Nas, I sometimes wonder if I should just concrete the lot! Well, not really, but gardening's not my thing either.
Thanks for swinging by, Mr. L.
Kandy, I didn't do all this single-handed, believe me. My job was strictly totin' that bale and haulin' that barge. The handyman did all the heavy stuff. Not sure what he'd make of you suggesting him as inspiration! LOL! Yeah, I know it looks completely devastated but everything grows like Topsy here so a couple of months and you won't even know there was a cutback.
Jo's Daughter, that's the sad truth about me as well. I love to LOOK at the garden. I just don't like doing the work that makes it worth looking at!
Marie, I had the tree guys in about six months ago to deal with a couple of recalcitrant palm trees. Now they really ARE ripped! My last big job in the garden is to prune the roses. But they've put on a late flowering burst so I can't bear to chop them back yet.
I am preparing a new flower bed. Still in the getting the sod off stage . It will be about 10 ft. by 20 ft. when finished.
I love gardening!
Had to laugh - getting the sod off is how I feel about writing my book and sending it to my editor! LOL! The writing-gardening continuum lives! Good luck with the new flower bed, Estella!
My major pruning and cutting back job
is an inside-the-house task. My poor
little 1969-style home is TOTALLY out
of storage space! In order to find
room for all my books, a SERIOUSLY AND
MAJOR reduction in all other household
items will have to occur. I'm laughing
as I recall saying that so many times
and it still has not happened! Woe is
me...& my poor Honey, who has to hear
me bemoaning the fact that I can't
bear to begin!
Pat, I'm laughing that the last thing to be jettisoned from any sinking ship in your vicinity is the BOOKS!!! I hear you, girlfriend! The sad thing is every so often I try to have a cull and I manage about half a dozen books onto the charity pile. Half a dozen books makes little difference to the general chaos!
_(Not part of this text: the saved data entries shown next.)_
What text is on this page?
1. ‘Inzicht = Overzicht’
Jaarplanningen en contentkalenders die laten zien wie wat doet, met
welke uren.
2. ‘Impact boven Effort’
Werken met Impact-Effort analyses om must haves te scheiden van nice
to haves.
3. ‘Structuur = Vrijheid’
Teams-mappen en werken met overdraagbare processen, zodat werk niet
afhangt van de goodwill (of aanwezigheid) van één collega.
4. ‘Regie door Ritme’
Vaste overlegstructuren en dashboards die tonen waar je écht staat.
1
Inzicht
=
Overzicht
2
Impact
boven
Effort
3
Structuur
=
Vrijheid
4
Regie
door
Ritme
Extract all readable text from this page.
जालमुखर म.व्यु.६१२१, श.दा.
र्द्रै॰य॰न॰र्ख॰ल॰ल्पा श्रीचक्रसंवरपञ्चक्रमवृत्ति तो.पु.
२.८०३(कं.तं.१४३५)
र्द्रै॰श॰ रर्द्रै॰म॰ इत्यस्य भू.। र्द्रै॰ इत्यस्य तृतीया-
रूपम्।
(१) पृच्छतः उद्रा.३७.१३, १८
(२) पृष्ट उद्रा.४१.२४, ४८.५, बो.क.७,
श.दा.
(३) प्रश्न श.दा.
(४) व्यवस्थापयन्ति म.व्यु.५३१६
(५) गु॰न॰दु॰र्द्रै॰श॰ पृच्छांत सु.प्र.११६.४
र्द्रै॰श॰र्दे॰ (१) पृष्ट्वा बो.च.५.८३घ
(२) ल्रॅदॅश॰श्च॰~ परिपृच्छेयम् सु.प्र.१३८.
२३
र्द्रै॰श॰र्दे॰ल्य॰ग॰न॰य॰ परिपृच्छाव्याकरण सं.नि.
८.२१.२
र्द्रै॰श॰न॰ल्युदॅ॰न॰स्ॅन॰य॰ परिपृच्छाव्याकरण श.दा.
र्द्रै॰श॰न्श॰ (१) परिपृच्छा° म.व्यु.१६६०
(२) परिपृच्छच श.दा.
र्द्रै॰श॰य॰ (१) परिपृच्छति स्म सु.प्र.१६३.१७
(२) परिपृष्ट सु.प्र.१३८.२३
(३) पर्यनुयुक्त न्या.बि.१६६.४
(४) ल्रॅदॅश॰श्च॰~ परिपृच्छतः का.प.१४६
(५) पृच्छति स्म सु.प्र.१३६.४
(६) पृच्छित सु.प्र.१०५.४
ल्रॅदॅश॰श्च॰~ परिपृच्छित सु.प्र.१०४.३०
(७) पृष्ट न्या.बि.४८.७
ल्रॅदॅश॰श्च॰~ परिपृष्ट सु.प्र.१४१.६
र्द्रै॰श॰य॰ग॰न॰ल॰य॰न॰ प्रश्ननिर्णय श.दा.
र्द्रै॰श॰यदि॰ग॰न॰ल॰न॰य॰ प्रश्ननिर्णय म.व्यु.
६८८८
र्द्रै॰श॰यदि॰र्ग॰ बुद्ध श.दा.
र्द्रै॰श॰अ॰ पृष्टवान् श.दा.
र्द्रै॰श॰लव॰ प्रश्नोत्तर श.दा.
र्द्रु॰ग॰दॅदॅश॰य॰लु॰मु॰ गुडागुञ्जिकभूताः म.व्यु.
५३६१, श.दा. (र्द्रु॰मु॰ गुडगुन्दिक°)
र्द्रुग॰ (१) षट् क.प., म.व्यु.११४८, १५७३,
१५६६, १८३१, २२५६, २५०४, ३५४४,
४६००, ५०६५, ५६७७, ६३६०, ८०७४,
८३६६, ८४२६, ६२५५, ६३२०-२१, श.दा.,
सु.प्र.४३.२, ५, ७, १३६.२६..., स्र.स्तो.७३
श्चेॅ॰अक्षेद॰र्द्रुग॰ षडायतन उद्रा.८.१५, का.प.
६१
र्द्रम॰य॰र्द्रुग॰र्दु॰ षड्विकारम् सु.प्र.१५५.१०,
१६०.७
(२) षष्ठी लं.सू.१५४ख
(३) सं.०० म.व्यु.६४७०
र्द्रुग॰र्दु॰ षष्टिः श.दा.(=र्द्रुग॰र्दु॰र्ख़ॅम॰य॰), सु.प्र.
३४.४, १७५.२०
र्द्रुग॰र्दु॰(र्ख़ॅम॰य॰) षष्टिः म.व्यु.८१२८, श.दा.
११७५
Thanks, everyone, for swinging by! It's been fun!
Loved the post, Anna. Years ago my father used to grow Grevillea in pots to put out as dot plants for formal bedding schemes. Wonder what size of pot yours would need? ;)
Wow! Love the pictures! I am into flowers myself. I have planted lot's this summer. Petunias, geraniums, begonia's, Mexican Heather, blue fescue, red fescue, marigolds, impatiens, etc. I have over 11 varieties of hostas all over my yard. They are wonderful plants because they come back every year.
Christina, laughed at the grevilleas in pots thing. I remember having English friends over a few years ago and they were marvelling at our tree ferns growing wild. Apparently there was a vogue for them in the UK at the time and they cost an absolute fortune! And then usually wouldn't grow because it was just too darn cold. Actually I love grevilleas, not just because they're pretty, but because they're real bird magnets. The parrots in particular just adore the nectar.
Michele, that sounds gorgeous and what a show when they're all out. Before I had a garden, I used to imagine planting flowers everywhere but I'm just too slack!
Hi Anna, I like the metaphor. I like your garden, too.
Three months ago in an impulsive moment I enticed the driver of a truck of landfill to follow me home after he'd finished digging a nearby ditch. My horrified husband returned from LA to find 10 cubic metres of dirt piled up in the garden. It's been raining in Gisborne for months now and although the dirt is leveled I'm waiting for my next advance to turn the quagmire into a grand paved terrace.